Probes — readiness vs liveness vs startup¶
These are the three health check mechanisms. They're often confused:
| Probe | What it controls | On failure |
|---|---|---|
readinessProbe |
Whether the pod receives traffic from Services | Pod removed from Service endpoints (not restarted) |
livenessProbe |
Whether the container is alive | Container restarted |
startupProbe |
Whether the app has finished starting up | Disables readiness/liveness checks until it passes; restarts container if it never passes |
Analogy: - Readiness: "Is the shop open and ready for customers?" — No → don't send customers - Liveness: "Is the shop still alive?" — No → tear it down and rebuild - Startup: "Has the shop finished setting up before opening?" — Use this for apps that take 60+ seconds to start
Three probe types:
# HTTP GET — checks an HTTP endpoint
httpGet:
path: /healthz
port: 8080
# TCP Socket — checks if port is accepting connections
tcpSocket:
port: 8080
# Exec — runs a command inside the container; exit 0 = healthy
exec:
command:
- cat
- /tmp/healthy
Init Containers¶
initContainers:
- name: wait-for-db
image: busybox
command: ['sh', '-c', 'until nc -z db-service 5432; do sleep 2; done']
Init containers run before any main container starts. Rules: - They run sequentially (if multiple, one at a time in order) - All must exit 0 before main containers start - If one fails, the pod restarts and tries again from the beginning - They have separate images, commands, and mounts from main containers
Use cases: wait for a dependency to be ready, pre-populate a volume, fetch config from a remote source.
Multi-Container Pods¶
Multiple containers in one pod share:
- The same network namespace (they communicate via localhost)
- The same volumes (if mounted in both)
- The same lifecycle (they start and stop together)
spec:
containers:
- name: app
image: my-app:latest
ports:
- containerPort: 8080
- name: log-collector
image: fluentd:latest
volumeMounts:
- name: log-dir
mountPath: /var/log/app
volumes:
- name: log-dir
emptyDir: {}
Sidecar pattern: One main container, one helper container that extends it (log shipper, proxy, config watcher). The most common multi-container pattern.

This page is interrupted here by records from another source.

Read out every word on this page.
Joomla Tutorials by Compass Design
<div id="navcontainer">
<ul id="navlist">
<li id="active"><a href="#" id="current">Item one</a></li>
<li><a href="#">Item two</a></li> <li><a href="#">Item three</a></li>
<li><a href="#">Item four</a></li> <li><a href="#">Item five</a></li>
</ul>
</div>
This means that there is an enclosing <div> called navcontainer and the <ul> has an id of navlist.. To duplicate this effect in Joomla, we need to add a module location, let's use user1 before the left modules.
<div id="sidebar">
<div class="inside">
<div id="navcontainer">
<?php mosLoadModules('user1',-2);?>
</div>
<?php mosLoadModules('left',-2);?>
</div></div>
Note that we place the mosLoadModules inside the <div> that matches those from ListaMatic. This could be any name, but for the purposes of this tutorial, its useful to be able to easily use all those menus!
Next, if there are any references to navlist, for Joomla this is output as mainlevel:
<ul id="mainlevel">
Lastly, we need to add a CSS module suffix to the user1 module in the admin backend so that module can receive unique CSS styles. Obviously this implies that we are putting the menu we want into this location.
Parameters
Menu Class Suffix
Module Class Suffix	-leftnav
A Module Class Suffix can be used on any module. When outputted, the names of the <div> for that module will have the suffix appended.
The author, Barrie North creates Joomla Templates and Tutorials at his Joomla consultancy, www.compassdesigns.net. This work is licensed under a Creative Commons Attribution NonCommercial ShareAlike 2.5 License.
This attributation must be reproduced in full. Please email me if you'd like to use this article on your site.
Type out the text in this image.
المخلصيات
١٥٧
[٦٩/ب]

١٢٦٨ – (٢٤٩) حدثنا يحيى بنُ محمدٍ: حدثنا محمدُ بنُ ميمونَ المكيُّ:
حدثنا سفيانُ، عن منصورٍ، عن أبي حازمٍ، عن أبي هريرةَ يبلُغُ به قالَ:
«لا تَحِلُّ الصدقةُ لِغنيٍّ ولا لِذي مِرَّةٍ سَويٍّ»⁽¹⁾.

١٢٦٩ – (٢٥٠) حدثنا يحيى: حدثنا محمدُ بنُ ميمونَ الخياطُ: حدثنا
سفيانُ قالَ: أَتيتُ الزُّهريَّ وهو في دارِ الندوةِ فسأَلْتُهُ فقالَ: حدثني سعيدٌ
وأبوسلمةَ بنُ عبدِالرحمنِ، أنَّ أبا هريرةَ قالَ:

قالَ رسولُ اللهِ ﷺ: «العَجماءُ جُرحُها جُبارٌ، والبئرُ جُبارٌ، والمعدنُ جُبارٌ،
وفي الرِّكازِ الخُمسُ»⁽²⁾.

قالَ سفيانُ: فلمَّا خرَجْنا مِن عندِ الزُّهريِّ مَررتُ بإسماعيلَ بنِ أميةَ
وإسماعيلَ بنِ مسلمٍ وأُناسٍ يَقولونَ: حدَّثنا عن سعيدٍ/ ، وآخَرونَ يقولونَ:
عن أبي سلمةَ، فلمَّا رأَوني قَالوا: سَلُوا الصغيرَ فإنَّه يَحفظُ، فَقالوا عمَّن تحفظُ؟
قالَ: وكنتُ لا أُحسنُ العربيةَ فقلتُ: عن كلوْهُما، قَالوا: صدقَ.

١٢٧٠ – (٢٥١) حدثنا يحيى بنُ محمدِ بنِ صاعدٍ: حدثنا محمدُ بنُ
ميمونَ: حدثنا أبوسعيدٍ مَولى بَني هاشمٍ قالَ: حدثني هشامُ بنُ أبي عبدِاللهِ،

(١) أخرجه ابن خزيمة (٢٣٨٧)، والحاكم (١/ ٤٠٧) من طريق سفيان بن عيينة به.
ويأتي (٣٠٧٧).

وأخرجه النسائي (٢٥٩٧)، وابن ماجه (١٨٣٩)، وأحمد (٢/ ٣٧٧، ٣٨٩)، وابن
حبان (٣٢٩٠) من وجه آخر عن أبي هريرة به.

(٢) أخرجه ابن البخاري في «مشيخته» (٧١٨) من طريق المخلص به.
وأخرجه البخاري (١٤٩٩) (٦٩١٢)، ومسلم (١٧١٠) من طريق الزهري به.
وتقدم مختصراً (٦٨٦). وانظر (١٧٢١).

Ambassador pattern: Sidecar acts as a proxy — all network traffic from the main container goes through it. Common for service mesh (Envoy/Istio).
Resources — requests vs limits¶
Requests = what the scheduler uses to find a node with enough space. The node must have at least this much free. The container is guaranteed this amount.
Limits = hard ceiling. - CPU: container gets throttled if it exceeds the limit. It doesn't die. - Memory: container is killed with OOMKilled if it exceeds the limit. This is why OOMKilled happens — no throttling for memory, just kill.
No limits set = container can use all available resources on the node. A memory leak kills the whole node.
CPU units:
- 1 = one full CPU core
- 500m = 500 millicores = 0.5 cores
- 100m = 100 millicores = 0.1 cores
Useful Pod Commands¶
# Create
kubectl run nginx --image=nginx --restart=Never
kubectl apply -f pod.yaml
# Get / inspect
kubectl get pods
kubectl get pods -A # all namespaces
kubectl get pod nginx -o yaml # full spec
kubectl describe pod nginx # events, state, conditions — best for debugging
# Exec into a running pod
kubectl exec -it nginx -- /bin/sh
kubectl exec -it nginx -c sidecar -- /bin/bash # specific container in multi-container pod
# Copy files
kubectl cp nginx:/etc/nginx/nginx.conf ./nginx.conf # from pod to local
kubectl cp ./config.txt nginx:/tmp/config.txt # from local to pod
# Delete
kubectl delete pod nginx
kubectl delete pod nginx --force --grace-period=0 # instant kill (exam alias: $now)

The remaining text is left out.